A scientist studying the spate of earthquakes that struck Columbia said yesterday that the shocks are probably trailing off.
"Most likely this is a waning event," said Leonardo Seeber, a research associate at Columbia University's Lamont-Doherty Earth Observatory in Palisades, N.Y. "It's in its disappearing phase."
Based on seismometer readings of small quakes that occurred Tuesday and Wednesday, Mr. Seeber and another Lamont-Doherty seismologist, John G. Armbruster, think they are close to pinning down the source of the recent shocks.
They probably originated about three-quarters of a mile northwest of the intersection of Route 32 and U.S. 29, in the Clemens Crossing neighborhood, Mr. Seeber said.
He said the fracture, or fault, causing the earthquakes is shallow by geologic standards -- about 1,300 feet to 1.2 miles underground.
Earlier reports from the United States Geological Survey estimated the depth of the quakes at 3 miles.
The shallow fault, Mr. Seeber said, explains why residents of Columbia reported feeling tiny shocks in the 1.0 to 2.0 range. Such quakes normally go unnoticed when they occur deep in the ground.

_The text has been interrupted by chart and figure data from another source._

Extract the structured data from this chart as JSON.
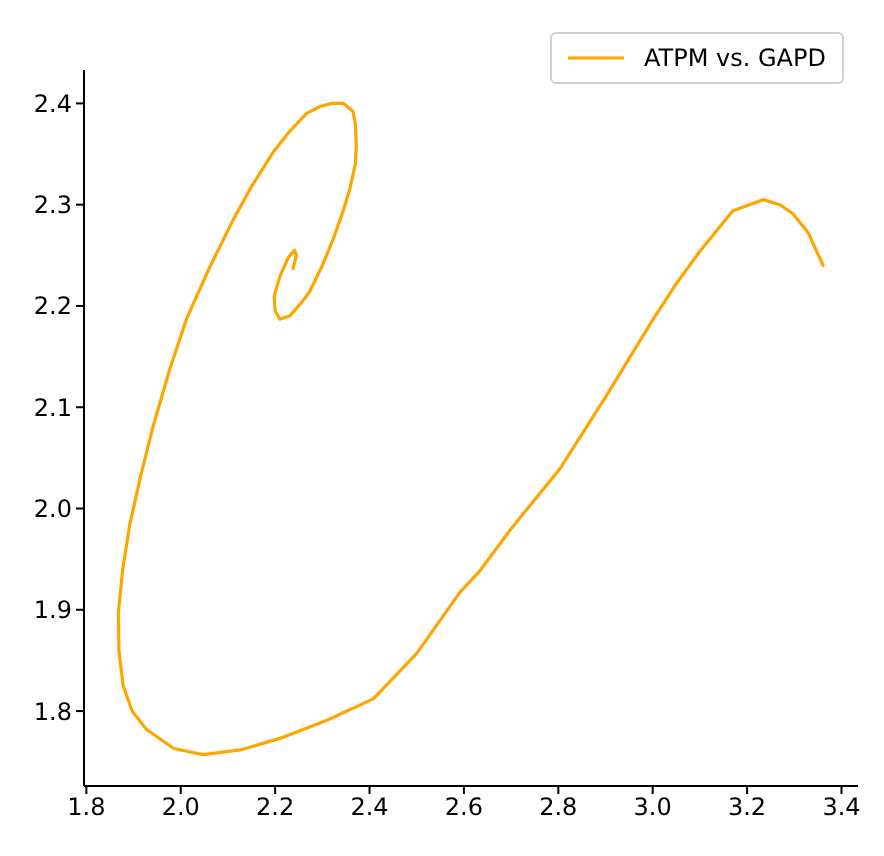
{
  "chart_data": {
    "type": "line",
    "series": [
      {
        "name": "ATPM vs. GAPD",
        "color": "#ffa500",
        "x": [
          2.238,
          2.245,
          2.241,
          2.228,
          2.21,
          2.198,
          2.2,
          2.21,
          2.231,
          2.255,
          2.273,
          2.3,
          2.323,
          2.345,
          2.358,
          2.37,
          2.372,
          2.37,
          2.365,
          2.345,
          2.32,
          2.295,
          2.266,
          2.23,
          2.196,
          2.15,
          2.111,
          2.06,
          2.012,
          1.975,
          1.942,
          1.915,
          1.892,
          1.877,
          1.868,
          1.869,
          1.878,
          1.897,
          1.927,
          1.985,
          2.047,
          2.13,
          2.21,
          2.31,
          2.408,
          2.5,
          2.591,
          2.633,
          2.7,
          2.803,
          2.9,
          3.001,
          3.05,
          3.1,
          3.17,
          3.234,
          3.27,
          3.297,
          3.33,
          3.361
        ],
        "values": [
          2.237,
          2.25,
          2.255,
          2.248,
          2.229,
          2.21,
          2.195,
          2.187,
          2.19,
          2.203,
          2.214,
          2.24,
          2.266,
          2.295,
          2.315,
          2.34,
          2.358,
          2.38,
          2.392,
          2.4,
          2.4,
          2.397,
          2.39,
          2.372,
          2.352,
          2.318,
          2.285,
          2.237,
          2.187,
          2.135,
          2.082,
          2.032,
          1.984,
          1.94,
          1.898,
          1.86,
          1.825,
          1.8,
          1.782,
          1.763,
          1.757,
          1.762,
          1.773,
          1.791,
          1.812,
          1.857,
          1.917,
          1.938,
          1.98,
          2.039,
          2.11,
          2.187,
          2.222,
          2.254,
          2.294,
          2.305,
          2.3,
          2.291,
          2.272,
          2.24
        ]
      }
    ],
    "xlim": [
      1.795,
      3.435
    ],
    "ylim": [
      1.726,
      2.433
    ],
    "xticks": [
      1.8,
      {
        "value": 2,
        "label": "2.0"
      },
      2.2,
      2.4,
      2.6,
      2.8,
      {
        "value": 3,
        "label": "3.0"
      },
      3.2,
      3.4
    ],
    "yticks": [
      1.8,
      1.9,
      {
        "value": 2,
        "label": "2.0"
      },
      2.1,
      2.2,
      2.3,
      2.4
    ],
    "legend": "top right",
    "marker": "none",
    "line_style": "solid",
    "grid": false
  }
}
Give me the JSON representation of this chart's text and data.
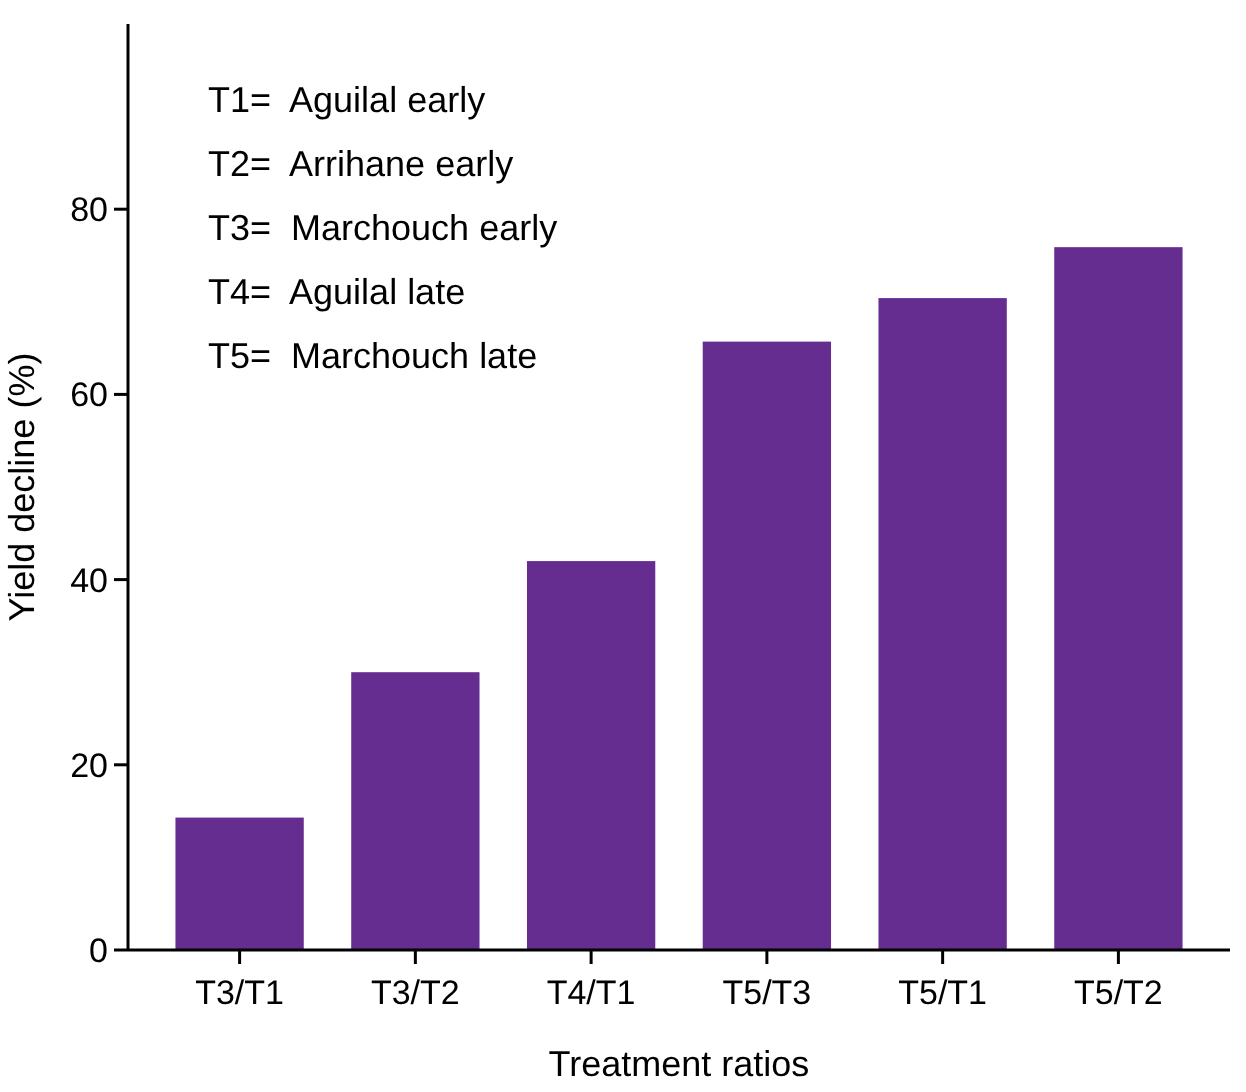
{
  "chart_data": {
    "type": "bar",
    "xlabel": "Treatment ratios",
    "ylabel": "Yield decline (%)",
    "categories": [
      "T3/T1",
      "T3/T2",
      "T4/T1",
      "T5/T3",
      "T5/T1",
      "T5/T2"
    ],
    "values": [
      14.3,
      30,
      42,
      65.7,
      70.4,
      75.9
    ],
    "color": "#652d8f",
    "ylim": [
      0,
      100
    ],
    "yticks": [
      0,
      20,
      40,
      60,
      80
    ],
    "grid": false,
    "annotations": [
      "T1=  Aguilal early",
      "T2=  Arrihane early",
      "T3=  Marchouch early",
      "T4=  Aguilal late",
      "T5=  Marchouch late"
    ]
  }
}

The scientist said the series of shocks may have begun before March 10, when the first one was recorded. Several residents reported feeling earlier ground movement, he said, and they "sound like good reports."
Measurements with Lamont-Doherty's network of seven seismometers have been consistent with his "working hypotheses" that the recent quakes come from a fault linked to an enormous igneous dike, Mr. Seeber said.
The feature is a long, narrow ridge of rock that formed after molten material forced its way up through cracks in the surrounding crust 170 million years ago, when the Atlantic Ocean was opening as the continents drifted apart.
The underground ridge, he said, probably extends to near Lancaster, Pa. It is thought to be the source of an earthquake there on Easter Sunday 1984, which registered 4.1 on the Richter scale.
Mr. Seeber said that the Columbia area could now return to its seismic slumber "for 100 years." But no one can be sure.
The series of earthquakes has also raised, slightly, the odds that a stronger earthquake might occur.
Before, he said, the risk was "very, very, very low. Now it's just very low."